Google has published links to its Android 5.1 update factory images for three Nexus devices, with more on the way.
Google announced the release of Android 5.1 yesterday, meaning Android owners should see it pushed out in an over-the-air (OTA) update in the coming days, weeks or months, depending on which device they have. But Nexus owners who want to skip the wait can download the factory images directly from Google.
Currently, the 5.1 images are available directly from Google for the Nexus 5, the Nexus 10, and the Nexus 7 2012 wi-fi edition. That still leaves numerous Nexus devices without an update that Google first made available to Android One devices over a month ago.
Other Nexus devices that are still waiting for the 5.1 factory images include the Nexus 4, Nexus 6, the 2013 editions wi-fi plus mobile versions of the Nexus 7, and the Nexus 9.

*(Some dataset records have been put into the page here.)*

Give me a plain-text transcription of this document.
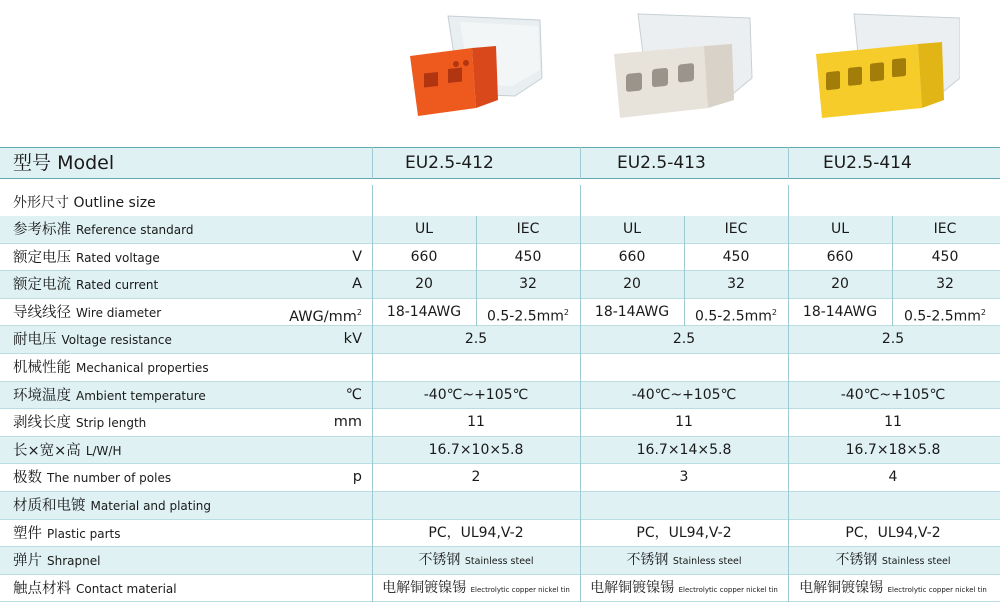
型号 Model	EU2.5-412	EU2.5-413	EU2.5-414
外形尺寸 Outline size
参考标准 Reference standard	UL	IEC	UL	IEC	UL	IEC
额定电压 Rated voltage	V	660	450	660	450	660	450
额定电流 Rated current	A	20	32	20	32	20	32
导线线径 Wire diameter	AWG/$mm^2$	18-14AWG	$0.5-2.5mm^2$	18-14AWG	$0.5-2.5mm^2$	18-14AWG	$0.5-2.5mm^2$
耐电压 Voltage resistance	kV	2.5	2.5	2.5
机械性能 Mechanical properties
环境温度 Ambient temperature	℃	-40℃~+105℃	-40℃~+105℃	-40℃~+105℃
剥线长度 Strip length	mm	11	11	11
长×宽×高 L/W/H	16.7×10×5.8	16.7×14×5.8	16.7×18×5.8
极数 The number of poles	p	2	3	4
材质和电镀 Material and plating
塑件 Plastic parts	PC，UL94,V-2	PC，UL94,V-2	PC，UL94,V-2
弹片 Shrapnel	不锈钢 Stainless steel	不锈钢 Stainless steel	不锈钢 Stainless steel
触点材料 Contact material	电解铜镀镍锡 Electrolytic copper nickel tin	电解铜镀镍锡 Electrolytic copper nickel tin	电解铜镀镍锡 Electrolytic copper nickel tin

T-Mobile in the US has started rolling out the Android 5.1 update as an OTA to owners of the Nexus 4, Nexus 5, and Nexus 7 2013 edition.
The update brings a host of smaller features that cater to different segments of the Android user base. For example, it adds support for dual SIM on devices that have the two necessary SIM slots - such as all the Android One devices for emerging markets. It also adds high-definition voice calling on devices that support the feature, such as the Nexus 6.

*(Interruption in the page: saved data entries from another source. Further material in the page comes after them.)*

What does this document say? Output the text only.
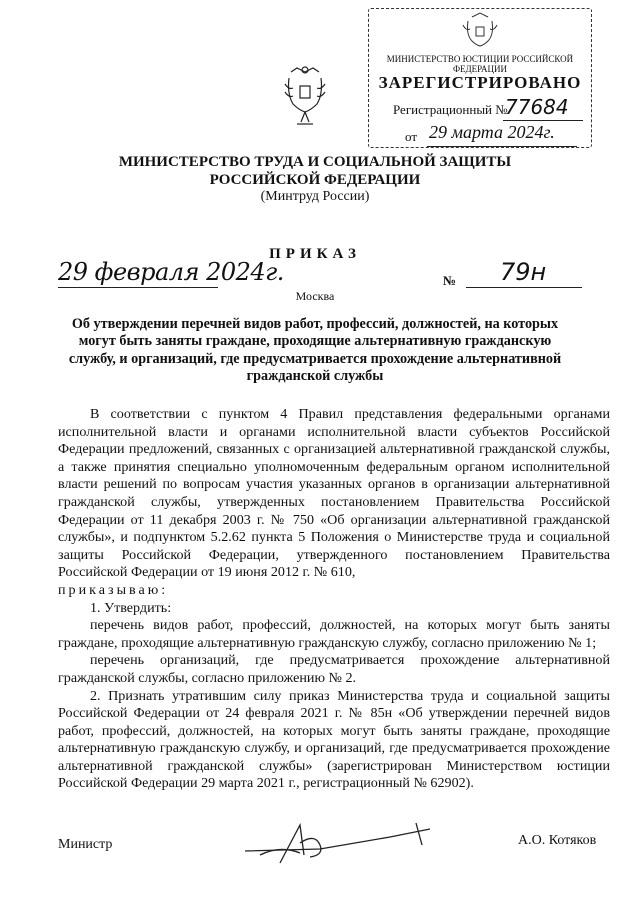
МИНИСТЕРСТВО ЮСТИЦИИ РОССИЙСКОЙ ФЕДЕРАЦИИ
ЗАРЕГИСТРИРОВАНО
Регистрационный №
77684
от 29 марта 2024г.
МИНИСТЕРСТВО ТРУДА И СОЦИАЛЬНОЙ ЗАЩИТЫ
РОССИЙСКОЙ ФЕДЕРАЦИИ
(Минтруд России)
ПРИКАЗ
29 февраля 2024г.	№ 79н
Москва
Об утверждении перечней видов работ, профессий, должностей, на которых могут быть заняты граждане, проходящие альтернативную гражданскую службу, и организаций, где предусматривается прохождение альтернативной гражданской службы

В соответствии с пунктом 4 Правил представления федеральными органами исполнительной власти и органами исполнительной власти субъектов Российской Федерации предложений, связанных с организацией альтернативной гражданской службы, а также принятия специально уполномоченным федеральным органом исполнительной власти решений по вопросам участия указанных органов в организации альтернативной гражданской службы, утвержденных постановлением Правительства Российской Федерации от 11 декабря 2003 г. № 750 «Об организации альтернативной гражданской службы», и подпунктом 5.2.62 пункта 5 Положения о Министерстве труда и социальной защиты Российской Федерации, утвержденного постановлением Правительства Российской Федерации от 19 июня 2012 г. № 610,

приказываю:

1. Утвердить:

перечень видов работ, профессий, должностей, на которых могут быть заняты граждане, проходящие альтернативную гражданскую службу, согласно приложению № 1;

перечень организаций, где предусматривается прохождение альтернативной гражданской службы, согласно приложению № 2.

2. Признать утратившим силу приказ Министерства труда и социальной защиты Российской Федерации от 24 февраля 2021 г. № 85н «Об утверждении перечней видов работ, профессий, должностей, на которых могут быть заняты граждане, проходящие альтернативную гражданскую службу, и организаций, где предусматривается прохождение альтернативной гражданской службы» (зарегистрирован Министерством юстиции Российской Федерации 29 марта 2021 г., регистрационный № 62902).

Министр	А.О. Котяков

5.1 also brings device protection designed to prevent anyone stealing or finding a misplaced Android device from gaining control of it by resetting the handset to factory settings. With Android 5.1, the device will stay locked until the owner signs in with their Google account.
The feature goes some way to meeting the new kill switch requirements in the US that Apple, Samsung, and Google agreed to last year. The three tech giants said they would prevent software reactivation through unauthorised factory reset attempts.

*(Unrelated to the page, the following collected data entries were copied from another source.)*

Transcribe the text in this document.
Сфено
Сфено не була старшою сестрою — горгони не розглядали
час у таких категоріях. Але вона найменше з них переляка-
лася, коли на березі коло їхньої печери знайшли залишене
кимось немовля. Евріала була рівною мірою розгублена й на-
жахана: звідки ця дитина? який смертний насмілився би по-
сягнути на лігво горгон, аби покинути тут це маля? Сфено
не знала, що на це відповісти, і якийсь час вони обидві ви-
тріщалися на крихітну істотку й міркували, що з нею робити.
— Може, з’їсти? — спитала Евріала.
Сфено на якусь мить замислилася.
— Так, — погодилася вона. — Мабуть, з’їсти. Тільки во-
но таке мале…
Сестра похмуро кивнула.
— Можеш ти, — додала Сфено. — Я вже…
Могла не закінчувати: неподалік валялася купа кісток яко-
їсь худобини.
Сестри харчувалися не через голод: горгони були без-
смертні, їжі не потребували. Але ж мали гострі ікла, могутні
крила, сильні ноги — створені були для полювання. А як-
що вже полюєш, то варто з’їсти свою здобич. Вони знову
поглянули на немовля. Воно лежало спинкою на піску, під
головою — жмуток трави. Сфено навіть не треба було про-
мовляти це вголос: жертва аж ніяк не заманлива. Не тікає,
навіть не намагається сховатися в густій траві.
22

The feature will be available on most Android phones and tablets that get Android 5.1 as well as the Nexus 6 and Nexus 9, Google said. That means devices on lower versions of Android, including Lollipop 5.0, won't have the feature.
No doubt Android fans will be keen to get their hands on the latest version of Google's mobile OS but most devices can't upgrade to Lollipop. Currently 96.7 percent of Android devices that connect to Google Play are on Android 4.4 or lower.